See, I hate it when people come after me. Especially, when it's a boy. It isn't easy for a girl to do hijab correctly in this generation where everyone is trying to be everyone's friend, even across the globe. And I'm trying so hard to do my hijaab but when you have a non-mahram boy seated right in front of you and trying to sneak into your phone, it really isn't easy to look at the ground and talk.

"So, you sleep in that.. thing?" he asked me, while dramatically drawing around his face with his fingers.

I laughed. "No. I wear it when I Umm.. go out."

"But whyy? It's not like the world's going to be at your feet the minute they see your hair," Jason reminded me, skeptically.

I laughed again. "Well, it's like this Jason," I started. "In Islam, girls are like.. pearls. We need to be protected and handled very carefully because we were created to adorn this Earth. (He smirked and I ignored) This shawl I wear around my head, it hides something underneath it that a lot of boys tend to get attracted to. Boys like hair. Let me finish, Jason.. (I stuck my finger out) So Allah, our God commanded us to cover up because then only when the right person comes and commits to us, that is, marries us, he will get to see my hair and myself at its most beautiful. Not every boy gets to see me and admire what Allah has given me.."

"But you're still attractive the way you are.." he told me, so casually.

I rolled my eyes.

**

"Ummi, I'm going to pray Maghrib. I'll be back," I told her and went for Salah. I was half-way through the Ayathul-Kursi when I heard the sound of plates crash in the kitchen and an almost inaudible thud. I quickly finished reciting while hurrying to the kitchen only to see my mother lying amidst a pile of broken dishes, unconscious.

"UMMI!" I yelled and shook her. I shook her again. And again. Why wasn't she responding? Why isn't her chest rising?

"UMMI!" I shouted in her ears again. This time my eyes welled up and my heart was thumping inside.

I placed my head on her chest to listen to her heartbeat. Why wasn't I hearing anything?

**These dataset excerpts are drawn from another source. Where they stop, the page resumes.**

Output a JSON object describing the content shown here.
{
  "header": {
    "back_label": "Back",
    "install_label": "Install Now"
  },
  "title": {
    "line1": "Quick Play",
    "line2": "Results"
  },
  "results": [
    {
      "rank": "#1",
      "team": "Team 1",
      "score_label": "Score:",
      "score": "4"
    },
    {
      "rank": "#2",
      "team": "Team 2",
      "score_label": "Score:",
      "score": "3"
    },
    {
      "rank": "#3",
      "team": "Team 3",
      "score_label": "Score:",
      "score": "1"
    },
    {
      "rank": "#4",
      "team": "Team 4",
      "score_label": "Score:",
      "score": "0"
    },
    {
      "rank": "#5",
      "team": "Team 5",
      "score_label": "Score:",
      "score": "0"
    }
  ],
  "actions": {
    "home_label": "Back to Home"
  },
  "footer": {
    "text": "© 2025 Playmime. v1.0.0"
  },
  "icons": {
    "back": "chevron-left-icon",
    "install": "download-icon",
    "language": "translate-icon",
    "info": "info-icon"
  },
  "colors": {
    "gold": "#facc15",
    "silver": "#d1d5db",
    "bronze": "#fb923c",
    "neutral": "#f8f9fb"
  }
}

I left her there and ran back to my phone. This was when I absolutely hated living alone with Ummi. I called Durdans requesting an ambulance and after spending about five minutes on hold and waiting for someone to speak some sense, an ambulance was sent. At least that's what I was told. I spent the next ten-fifteen minutes sitting next to Um mi, reciting Surah Ya-seen and Surah Fathihah. She hadn't moved an inch.

My heart dropped. My eyes stopped tearing.

When the ambulance arrived fifteen minutes later I quickly opened all the doors and called the men upstairs. Then I realized Ummi didn't have her hijab on so I quickly wrapped a shawl around her head and by then the men were there and they tried to lift her up when one of the men, who seemed slightly older took me to a side and shook his head.

"What?" I whispered, impatiently. I was being too adamant to accept what I already knew.

"Look darling. Your mother is.. I'm afraid.." he struggled to find the words.